Таким образом, проведение политики упростить и ускорить судебный процесс на уровнях вышестоящих судов дается ценой ограничения права на доступ в суд, предполагающего реальную возможность проверки дела вплоть до Верховного суда государства. Трансформация правил функционирования судебной системы как ответ на имеющиеся проблемы судебной нагрузки увеличивает число латентных судебных ошибок, поскольку становиться неочевидным их допущение в процессе проверки вышестоящими судами. Наиболее яркими примером могут служить статистические данные рассмотрения процессуальных обращений в надзорную инстанцию. Например, в 2013 году в Высший Арбитражный Суд России поступило 21378 надзорных заявлений и представлений прокурора[158], а в Верховный Суд России – 800[159], а рассмотрено по существу гражданских дел 464 и 1 соответственно. При этом, если учесть, что в 2013 году в суды общей юрисдикции поступило 12 903 316 гражданских дел[160], и лишь одно из них достигло Верховного Суда России, а в арбитражные суды поступило 1 247 863 гражданских дел[161].
Ухудшение качества правосудия побуждает бизнес разрешать споры либо в иностранной юрисдикции, либо в третейских судах. Ответом на бегство бизнеса из государственных судов является реформирование третейских судов посредством ужесточения требований к ним, и как следствие, уменьшение их численности. Те, кто еще вчера ратовал за упразднение третейских судов, сегодня, оказавшись не у дел, рьяно отстаивают идею третейского разбирательство спора[162].

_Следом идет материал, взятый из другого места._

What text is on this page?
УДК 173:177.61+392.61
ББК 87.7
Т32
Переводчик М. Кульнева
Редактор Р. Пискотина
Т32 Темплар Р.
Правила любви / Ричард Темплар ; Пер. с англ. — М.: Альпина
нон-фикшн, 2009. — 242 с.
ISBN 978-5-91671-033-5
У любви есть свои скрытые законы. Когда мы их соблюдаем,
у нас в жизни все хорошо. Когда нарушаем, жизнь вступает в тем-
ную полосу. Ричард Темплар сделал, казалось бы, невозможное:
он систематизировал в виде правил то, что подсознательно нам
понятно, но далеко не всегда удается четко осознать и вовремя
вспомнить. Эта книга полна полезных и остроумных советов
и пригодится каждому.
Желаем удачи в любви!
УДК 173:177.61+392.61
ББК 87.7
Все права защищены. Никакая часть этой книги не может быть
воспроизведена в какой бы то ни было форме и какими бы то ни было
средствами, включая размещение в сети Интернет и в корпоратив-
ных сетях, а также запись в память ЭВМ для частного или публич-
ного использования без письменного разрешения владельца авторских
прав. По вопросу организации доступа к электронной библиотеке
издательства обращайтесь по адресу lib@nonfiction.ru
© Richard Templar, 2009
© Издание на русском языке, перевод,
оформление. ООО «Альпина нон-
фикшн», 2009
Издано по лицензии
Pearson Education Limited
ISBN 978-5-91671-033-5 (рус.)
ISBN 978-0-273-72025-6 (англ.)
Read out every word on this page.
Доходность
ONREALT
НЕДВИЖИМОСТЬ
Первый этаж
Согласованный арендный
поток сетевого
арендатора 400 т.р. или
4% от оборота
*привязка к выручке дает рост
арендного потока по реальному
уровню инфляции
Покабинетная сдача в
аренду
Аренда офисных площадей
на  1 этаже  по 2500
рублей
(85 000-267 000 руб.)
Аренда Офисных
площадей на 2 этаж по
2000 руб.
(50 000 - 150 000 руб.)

Возвращаясь к тезису о доверии граждан к суду, будет интересно обратиться к федеральным целевым программам по развитию судебной системы. В федеральной целевой программе «Развитие судебной системы России» на 2002–2006 годы вообще не ставилась задача обеспечения доверия граждан, как и утверждение судебной нагрузки в Российской Федерации, поэтому в ней не было соответствующих целевых индикаторов. В федеральной целевой программе на 2007–2012 годы развития судебной системы среди целевых индикаторов на первое место уже ставился вопрос доверия-недоверия граждан к органам правосудия. В ней предполагалось, что доля граждан, доверяющих судам увеличится за этот период с 27 % до 50 %, а тех, кто не доверяет, снизится с 25 % до 6 %, но этого не произошло[163]. Поэтому в федеральной целевой программе на новый срок до 2020 года уже отсутствует такой целевой индикатор. Вместо него введен индикатор информированности граждан о деятельности судов, о чем отмечалось ранее[164]. Смена приоритетов целевых индикаторов в федеральной целевой программе красноречиво говорит сама за себя.